Common evaluation metrics are:
- R-squared
- Mean squared error, MSE
- Mean absolute error, MAE
R²: The coefficient of determination
The main metric that academics researchers and data professionals use when evaluating regression models is called the coefficient of determination or R-squared.
R² measures the proportion of variation in the dependent variable, Y, explained by the independent variable(s), X. This is calculated by subtracting the sum of squared residuals divided by the total sum of squares from 1.
R² = 1 − Sum of squared residuals / Total sum of squares
Previously, based on our regression analysis, we found the best fit line. But the data points just cluster around this best fit line, many of the data points are actually not on the line. This means that bill length (X) only accounts for some of the changes in body mass (Y).
R-squared helps data professionals determine how much of the variation in the X variable explains the variation in the Y variable:
- At most R-squared can equal 1, which would mean that X explains 100% of the variance in Y.
- If R-squared equals 0, then that would mean X explains 0% of the variance in Y.

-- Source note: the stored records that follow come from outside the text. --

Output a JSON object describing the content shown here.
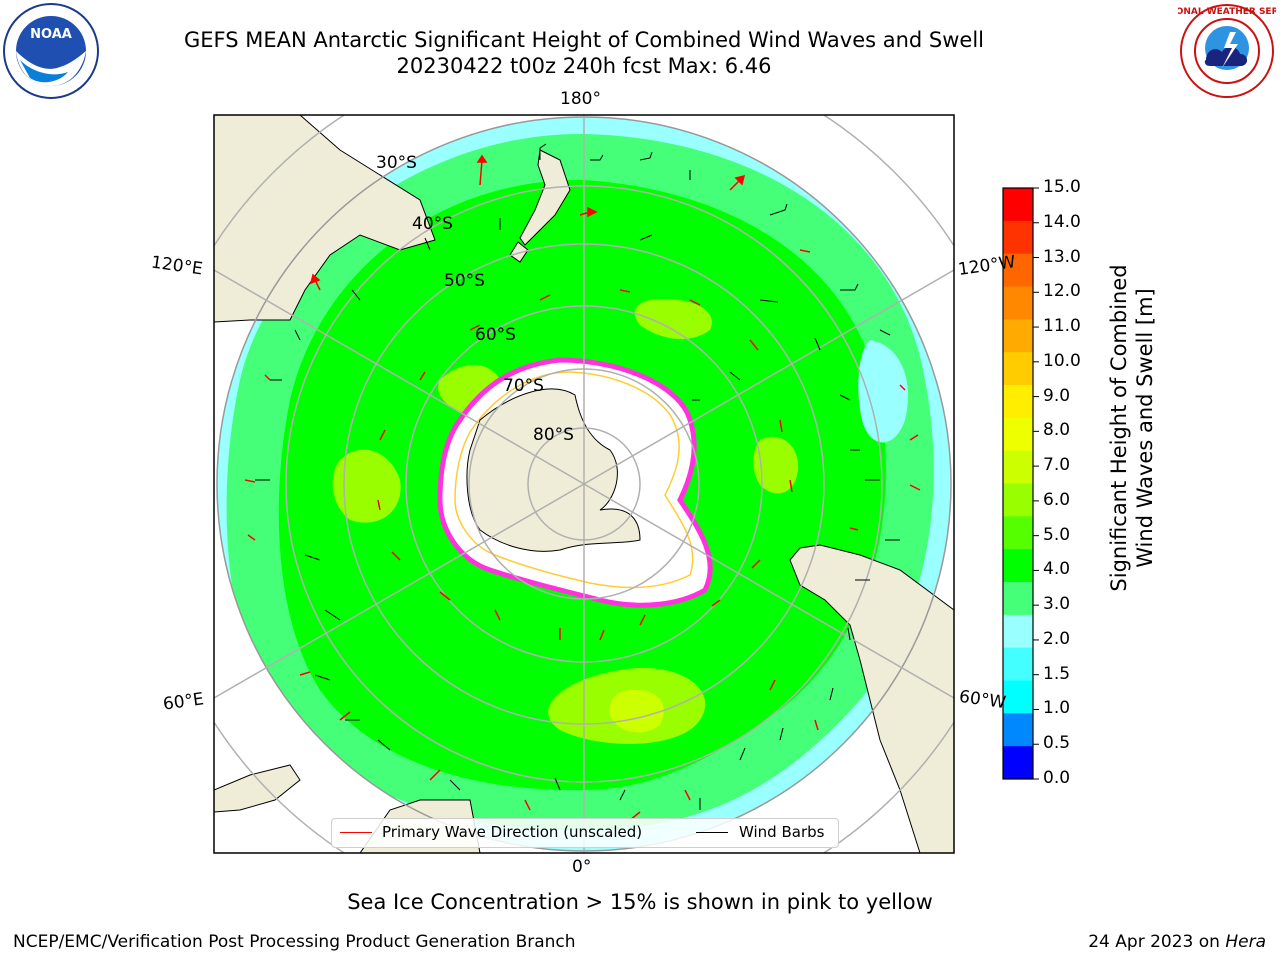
{
  "title_line1": "GEFS MEAN Antarctic Significant Height of Combined Wind Waves and Swell",
  "title_line2": "20230422 t00z 240h fcst   Max: 6.46",
  "caption": "Sea Ice Concentration > 15% is shown in pink to yellow",
  "footer_left": "NCEP/EMC/Verification Post Processing Product Generation Branch",
  "footer_right_prefix": "24 Apr 2023 on ",
  "footer_right_host": "Hera",
  "logos": {
    "left": "noaa-logo",
    "left_text": "NOAA",
    "right": "nws-logo",
    "right_ring_text": "NATIONAL WEATHER SERVICE"
  },
  "longitude_labels": {
    "top": "180°",
    "bottom": "0°",
    "upper_left": "120°E",
    "upper_right": "120°W",
    "lower_left": "60°E",
    "lower_right": "60°W"
  },
  "latitude_labels": [
    "30°S",
    "40°S",
    "50°S",
    "60°S",
    "70°S",
    "80°S"
  ],
  "legend": {
    "wave": "Primary Wave Direction (unscaled)",
    "barb": "Wind Barbs",
    "wave_color": "#ff0000",
    "barb_color": "#000000"
  },
  "colorbar": {
    "label_line1": "Significant Height of Combined",
    "label_line2": "Wind Waves and Swell [m]",
    "ticks": [
      "15.0",
      "14.0",
      "13.0",
      "12.0",
      "11.0",
      "10.0",
      "9.0",
      "8.0",
      "7.0",
      "6.0",
      "5.0",
      "4.0",
      "3.0",
      "2.0",
      "1.5",
      "1.0",
      "0.5",
      "0.0"
    ],
    "colors_top_to_bottom": [
      "#ff0000",
      "#ff3300",
      "#ff6600",
      "#ff8800",
      "#ffaa00",
      "#ffcc00",
      "#ffee00",
      "#eeff00",
      "#ccff00",
      "#99ff00",
      "#55ff00",
      "#00ff00",
      "#44ff77",
      "#99ffff",
      "#44ffff",
      "#00ffff",
      "#0088ff",
      "#0000ff"
    ]
  },
  "colors": {
    "land": "#efedd8",
    "ice": "#ffffff",
    "sea_ice_edge": "#ff33dd"
  }
}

The OLS summary table shows the model has an R-squared of 0.769. This means that bill length explains about 77% of the variance in body mass. There is still about 23% of the variance of body mass that is unexplained by the model. This variance might be due to other factors or natural unexplained differences from penguin to penguin.

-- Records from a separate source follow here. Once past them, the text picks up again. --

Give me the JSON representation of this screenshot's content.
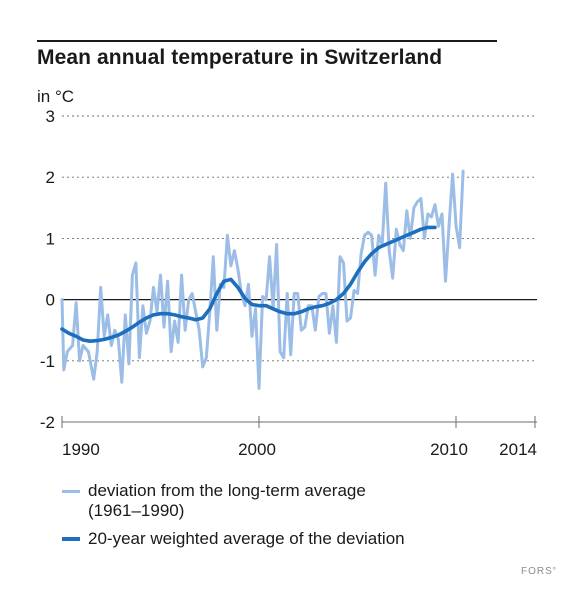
{
  "chart_data": {
    "type": "line",
    "title": "Mean annual temperature in Switzerland",
    "ylabel": "in °C",
    "ylim": [
      -2,
      3
    ],
    "xlim": [
      1988,
      2015
    ],
    "y_ticks": [
      3,
      2,
      1,
      0,
      -1,
      -2
    ],
    "y_tick_labels": [
      "3",
      "2",
      "1",
      "0",
      "-1",
      "-2"
    ],
    "x_ticks": [
      1990,
      2000,
      2010,
      2014
    ],
    "x_tick_labels": [
      "1990",
      "2000",
      "2010",
      "2014"
    ],
    "grid": true,
    "legend_position": "bottom",
    "series": [
      {
        "name": "deviation from the long-term average (1961–1990)",
        "color": "#9bbde6",
        "points": [
          [
            1988.0,
            0.0
          ],
          [
            1988.1,
            -1.15
          ],
          [
            1988.3,
            -0.85
          ],
          [
            1988.6,
            -0.75
          ],
          [
            1988.8,
            -0.05
          ],
          [
            1989.0,
            -1.0
          ],
          [
            1989.2,
            -0.75
          ],
          [
            1989.5,
            -0.85
          ],
          [
            1989.8,
            -1.3
          ],
          [
            1990.0,
            -0.85
          ],
          [
            1990.2,
            0.2
          ],
          [
            1990.4,
            -0.6
          ],
          [
            1990.6,
            -0.25
          ],
          [
            1990.8,
            -0.75
          ],
          [
            1991.0,
            -0.5
          ],
          [
            1991.2,
            -0.65
          ],
          [
            1991.4,
            -1.35
          ],
          [
            1991.6,
            -0.25
          ],
          [
            1991.8,
            -1.05
          ],
          [
            1992.0,
            0.4
          ],
          [
            1992.2,
            0.6
          ],
          [
            1992.4,
            -0.95
          ],
          [
            1992.6,
            -0.1
          ],
          [
            1992.8,
            -0.55
          ],
          [
            1993.0,
            -0.35
          ],
          [
            1993.2,
            0.2
          ],
          [
            1993.4,
            -0.2
          ],
          [
            1993.6,
            0.4
          ],
          [
            1993.8,
            -0.45
          ],
          [
            1994.0,
            0.3
          ],
          [
            1994.2,
            -0.85
          ],
          [
            1994.4,
            -0.35
          ],
          [
            1994.6,
            -0.7
          ],
          [
            1994.8,
            0.4
          ],
          [
            1995.0,
            -0.5
          ],
          [
            1995.2,
            0.0
          ],
          [
            1995.4,
            0.1
          ],
          [
            1995.6,
            -0.2
          ],
          [
            1995.8,
            -0.5
          ],
          [
            1996.0,
            -1.1
          ],
          [
            1996.2,
            -0.95
          ],
          [
            1996.4,
            -0.2
          ],
          [
            1996.6,
            0.7
          ],
          [
            1996.8,
            -0.5
          ],
          [
            1997.0,
            0.25
          ],
          [
            1997.2,
            0.2
          ],
          [
            1997.4,
            1.05
          ],
          [
            1997.6,
            0.55
          ],
          [
            1997.8,
            0.8
          ],
          [
            1998.0,
            0.5
          ],
          [
            1998.2,
            0.1
          ],
          [
            1998.4,
            -0.1
          ],
          [
            1998.6,
            0.25
          ],
          [
            1998.8,
            -0.6
          ],
          [
            1999.0,
            -0.15
          ],
          [
            1999.2,
            -1.45
          ],
          [
            1999.4,
            0.05
          ],
          [
            1999.6,
            0.0
          ],
          [
            1999.8,
            0.7
          ],
          [
            2000.0,
            -0.15
          ],
          [
            2000.2,
            0.9
          ],
          [
            2000.4,
            -0.85
          ],
          [
            2000.6,
            -0.95
          ],
          [
            2000.8,
            0.1
          ],
          [
            2001.0,
            -0.9
          ],
          [
            2001.2,
            0.1
          ],
          [
            2001.4,
            0.1
          ],
          [
            2001.6,
            -0.5
          ],
          [
            2001.8,
            -0.45
          ],
          [
            2002.0,
            -0.1
          ],
          [
            2002.2,
            -0.1
          ],
          [
            2002.4,
            -0.5
          ],
          [
            2002.6,
            0.05
          ],
          [
            2002.8,
            0.1
          ],
          [
            2003.0,
            0.1
          ],
          [
            2003.2,
            -0.55
          ],
          [
            2003.4,
            -0.1
          ],
          [
            2003.6,
            -0.7
          ],
          [
            2003.8,
            0.7
          ],
          [
            2004.0,
            0.6
          ],
          [
            2004.2,
            -0.35
          ],
          [
            2004.4,
            -0.3
          ],
          [
            2004.6,
            0.15
          ],
          [
            2004.8,
            0.1
          ],
          [
            2005.0,
            0.75
          ],
          [
            2005.2,
            1.05
          ],
          [
            2005.4,
            1.1
          ],
          [
            2005.6,
            1.05
          ],
          [
            2005.8,
            0.4
          ],
          [
            2006.0,
            1.05
          ],
          [
            2006.2,
            0.9
          ],
          [
            2006.4,
            1.9
          ],
          [
            2006.6,
            0.8
          ],
          [
            2006.8,
            0.35
          ],
          [
            2007.0,
            1.15
          ],
          [
            2007.2,
            0.9
          ],
          [
            2007.4,
            0.8
          ],
          [
            2007.6,
            1.45
          ],
          [
            2007.8,
            1.0
          ],
          [
            2008.0,
            1.5
          ],
          [
            2008.2,
            1.6
          ],
          [
            2008.4,
            1.65
          ],
          [
            2008.6,
            1.0
          ],
          [
            2008.8,
            1.4
          ],
          [
            2009.0,
            1.35
          ],
          [
            2009.2,
            1.55
          ],
          [
            2009.4,
            1.2
          ],
          [
            2009.6,
            1.4
          ],
          [
            2009.8,
            0.3
          ],
          [
            2010.0,
            1.2
          ],
          [
            2010.2,
            2.05
          ],
          [
            2010.4,
            1.2
          ],
          [
            2010.6,
            0.85
          ],
          [
            2010.8,
            2.1
          ]
        ]
      },
      {
        "name": "20-year weighted average of the deviation",
        "color": "#1d6fbe",
        "points": [
          [
            1988.0,
            -0.48
          ],
          [
            1988.4,
            -0.55
          ],
          [
            1988.8,
            -0.6
          ],
          [
            1989.2,
            -0.66
          ],
          [
            1989.6,
            -0.68
          ],
          [
            1990.0,
            -0.67
          ],
          [
            1990.4,
            -0.65
          ],
          [
            1990.8,
            -0.62
          ],
          [
            1991.2,
            -0.58
          ],
          [
            1991.6,
            -0.52
          ],
          [
            1992.0,
            -0.45
          ],
          [
            1992.4,
            -0.37
          ],
          [
            1992.8,
            -0.3
          ],
          [
            1993.2,
            -0.25
          ],
          [
            1993.6,
            -0.23
          ],
          [
            1994.0,
            -0.23
          ],
          [
            1994.4,
            -0.25
          ],
          [
            1994.8,
            -0.28
          ],
          [
            1995.2,
            -0.3
          ],
          [
            1995.6,
            -0.33
          ],
          [
            1996.0,
            -0.3
          ],
          [
            1996.4,
            -0.15
          ],
          [
            1996.8,
            0.1
          ],
          [
            1997.2,
            0.3
          ],
          [
            1997.6,
            0.33
          ],
          [
            1998.0,
            0.2
          ],
          [
            1998.4,
            0.02
          ],
          [
            1998.8,
            -0.08
          ],
          [
            1999.2,
            -0.1
          ],
          [
            1999.6,
            -0.1
          ],
          [
            2000.0,
            -0.15
          ],
          [
            2000.4,
            -0.2
          ],
          [
            2000.8,
            -0.23
          ],
          [
            2001.2,
            -0.23
          ],
          [
            2001.6,
            -0.2
          ],
          [
            2002.0,
            -0.15
          ],
          [
            2002.4,
            -0.12
          ],
          [
            2002.8,
            -0.1
          ],
          [
            2003.2,
            -0.06
          ],
          [
            2003.6,
            0.0
          ],
          [
            2004.0,
            0.1
          ],
          [
            2004.4,
            0.25
          ],
          [
            2004.8,
            0.45
          ],
          [
            2005.2,
            0.62
          ],
          [
            2005.6,
            0.75
          ],
          [
            2006.0,
            0.85
          ],
          [
            2006.4,
            0.9
          ],
          [
            2006.8,
            0.95
          ],
          [
            2007.2,
            1.0
          ],
          [
            2007.6,
            1.05
          ],
          [
            2008.0,
            1.1
          ],
          [
            2008.4,
            1.15
          ],
          [
            2008.8,
            1.18
          ],
          [
            2009.2,
            1.18
          ]
        ]
      }
    ]
  },
  "legend": {
    "items": [
      {
        "line1": "deviation from the long-term average",
        "line2": "(1961–1990)",
        "color": "#9bbde6"
      },
      {
        "line1": "20-year weighted average of the deviation",
        "color": "#1d6fbe"
      }
    ]
  },
  "footer": {
    "text": "FORS",
    "dot": "°"
  }
}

There is no benchmark value that R-squared has to equal. But in general, the higher R-squared the better, because it adds validity to any recommendation we make based on our analysis.
Hold-out sample to help evaluating a model
But there are also processes that help strengthen the evaluation of a model. Typically when we have a data set, we use at least part of the dataset to build and test the regression model. The computer uses the data to calculate a measure of difference between the actual and predicted values, such as sum of squared residuals. Then based on the computer’s calculations, it can find the best line. But sometimes we want our model to be good at generating predictions for data we haven’t collected, or that doesn’t exist yet.

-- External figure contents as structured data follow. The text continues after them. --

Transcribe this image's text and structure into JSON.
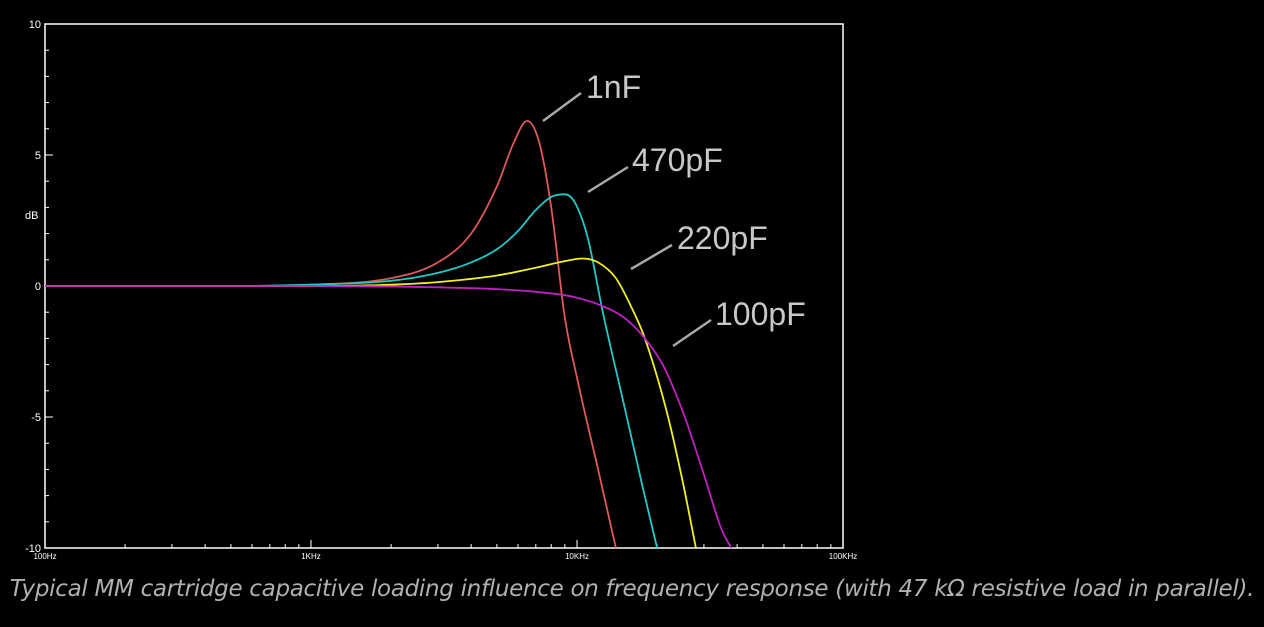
{
  "chart_data": {
    "type": "line",
    "title": "",
    "xlabel": "",
    "ylabel": "dB",
    "xscale": "log",
    "xlim": [
      100,
      100000
    ],
    "ylim": [
      -10,
      10
    ],
    "grid": false,
    "background": "#000000",
    "x_tick_labels": [
      {
        "value": 100,
        "label": "100Hz"
      },
      {
        "value": 1000,
        "label": "1KHz"
      },
      {
        "value": 10000,
        "label": "10KHz"
      },
      {
        "value": 100000,
        "label": "100KHz"
      }
    ],
    "y_tick_labels": [
      {
        "value": 10,
        "label": "10"
      },
      {
        "value": 5,
        "label": "5"
      },
      {
        "value": 0,
        "label": "0"
      },
      {
        "value": -5,
        "label": "-5"
      },
      {
        "value": -10,
        "label": "-10"
      }
    ],
    "series": [
      {
        "name": "1nF",
        "color": "#e05858",
        "x": [
          100,
          500,
          1000,
          2000,
          3000,
          4000,
          5000,
          5800,
          6500,
          7200,
          8000,
          9000,
          10000,
          12000,
          14000
        ],
        "y": [
          0,
          0,
          0.05,
          0.3,
          0.9,
          2.0,
          3.8,
          5.5,
          6.3,
          5.5,
          3.0,
          -1.2,
          -3.5,
          -7.0,
          -10
        ]
      },
      {
        "name": "470pF",
        "color": "#22c8c8",
        "x": [
          100,
          500,
          1000,
          2000,
          3000,
          4000,
          5000,
          6000,
          7000,
          8000,
          9000,
          9800,
          11000,
          12500,
          15000,
          17500,
          20000
        ],
        "y": [
          0,
          0,
          0.05,
          0.2,
          0.5,
          0.9,
          1.4,
          2.1,
          2.9,
          3.4,
          3.5,
          3.2,
          1.8,
          -1.0,
          -4.5,
          -7.5,
          -10
        ]
      },
      {
        "name": "220pF",
        "color": "#f0f020",
        "x": [
          100,
          500,
          1000,
          2000,
          3000,
          5000,
          7000,
          9000,
          10500,
          12000,
          14000,
          16000,
          18000,
          22000,
          25000,
          28000
        ],
        "y": [
          0,
          0,
          0,
          0.05,
          0.15,
          0.4,
          0.7,
          0.95,
          1.05,
          0.9,
          0.3,
          -0.8,
          -2.0,
          -5.0,
          -7.5,
          -10
        ]
      },
      {
        "name": "100pF",
        "color": "#c020c0",
        "x": [
          100,
          500,
          1000,
          2000,
          3000,
          5000,
          7000,
          9000,
          10000,
          12000,
          15000,
          18000,
          21000,
          25000,
          30000,
          35000,
          38000
        ],
        "y": [
          0,
          0,
          0,
          -0.02,
          -0.05,
          -0.12,
          -0.22,
          -0.35,
          -0.45,
          -0.7,
          -1.2,
          -2.0,
          -3.0,
          -4.8,
          -7.2,
          -9.3,
          -10
        ]
      }
    ]
  },
  "caption": "Typical MM cartridge capacitive loading influence on frequency response (with 47 kΩ resistive load in parallel)."
}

So in those cases we want to know how the model we built performs on the data it learned from, and how the model performs on data it hasn’t experienced yet. In this case we’ll need to save a hold-out sample before we build the model.
A hold-out sample is a random sample of observed data that is not used to fit the model. Then we can evaluate how well the model fits the data used to build the model, and we can evaluate how well the model fits the hold-out sample.
MSE: Mean squared error
MSE (mean squared error) is the average of the squared difference between the predicted and actual values. Because of how MSE is calculated, MSE is very sensitive to large errors.
MAE: Mean absolute error
MAE (mean absolute error) is the average of the absolute difference between the predicted and actual values. If our data has outliers that we want to ignore, we can use MAE, as it is not sensitive to large errors.
Interpret and present linear regression results
In the execute phase of the PACE framework, our ability to communicate is crucial. Stakeholders might be non-technical business partners so data-specific terminology wouldn’t interest them. As a matter of fact, it would be too technical and they would probably lose interest very quickly, which would cause lack of buy-in.
By providing measures of uncertainty around our estimates, we’re responsibly reporting our results.
Correlation versus causation: Interpret regression results
To generalize, correlation measures the way two variables tend to change together. There is a metric called the Pearson correlation coefficient that ranges from -1 to 1 that can measure the relationship between two variables.
Note that correlation is just observational. Two variables can be correlated; they tend to change together without one variable causing the other variable to change. (In fact, there is an entire website and book, Spurious Correlations , devoted to documenting interesting and unexpected correlations between variables.)
The causation describes a cause-and-effect relationship where one variable directly causes the other to change in a particular way. Although this is an intuitive definition, proving causation requires a lot of particular circumstances to be met.
To argue for causation between variables, in general, we must run a randomized controlled experiment. The following are some key components of a proper randomized controlled experiment:
- We must control for every factor in the experiment.
- We must have a control group under certain conditions.
- We must have at least one treatment group under certain conditions.
- The difference(s) between the control and treatment groups must be observable and measurable.
Here are two samples:
Claims we can make (correlation)
- When the runner drinks more water the day before a race, they tend to have more stamina.
- When the runner doesn’t run long distances the week before a race, they tend to feel better on race day.
Claims we cannot make (causation)
- Drinking more water the day before a race causes the runner to run faster.
- Not running long distances the week before a race causes the runner to run faster.
Claims we can make (correlation)
- When I use fresher ingredients, the final dish tends to taste better.
- When I am very hungry, the final dish tends to taste better.
Claims we cannot make (causation)
- Using fresher ingredients makes the dish taste better.
- Being hungrier makes the dish taste better.
Disclaimer: Like most of my posts, this content is intended solely for educational purposes and was created primarily for my personal reference. At times, I may rephrase original texts, and in some cases, I include materials such as graphs, equations, and datasets directly from their original sources.
I typically reference a variety of sources and update my posts whenever new or related information becomes available. For this particular post, the primary source was Google Advanced Data Analytics Professional Certificate.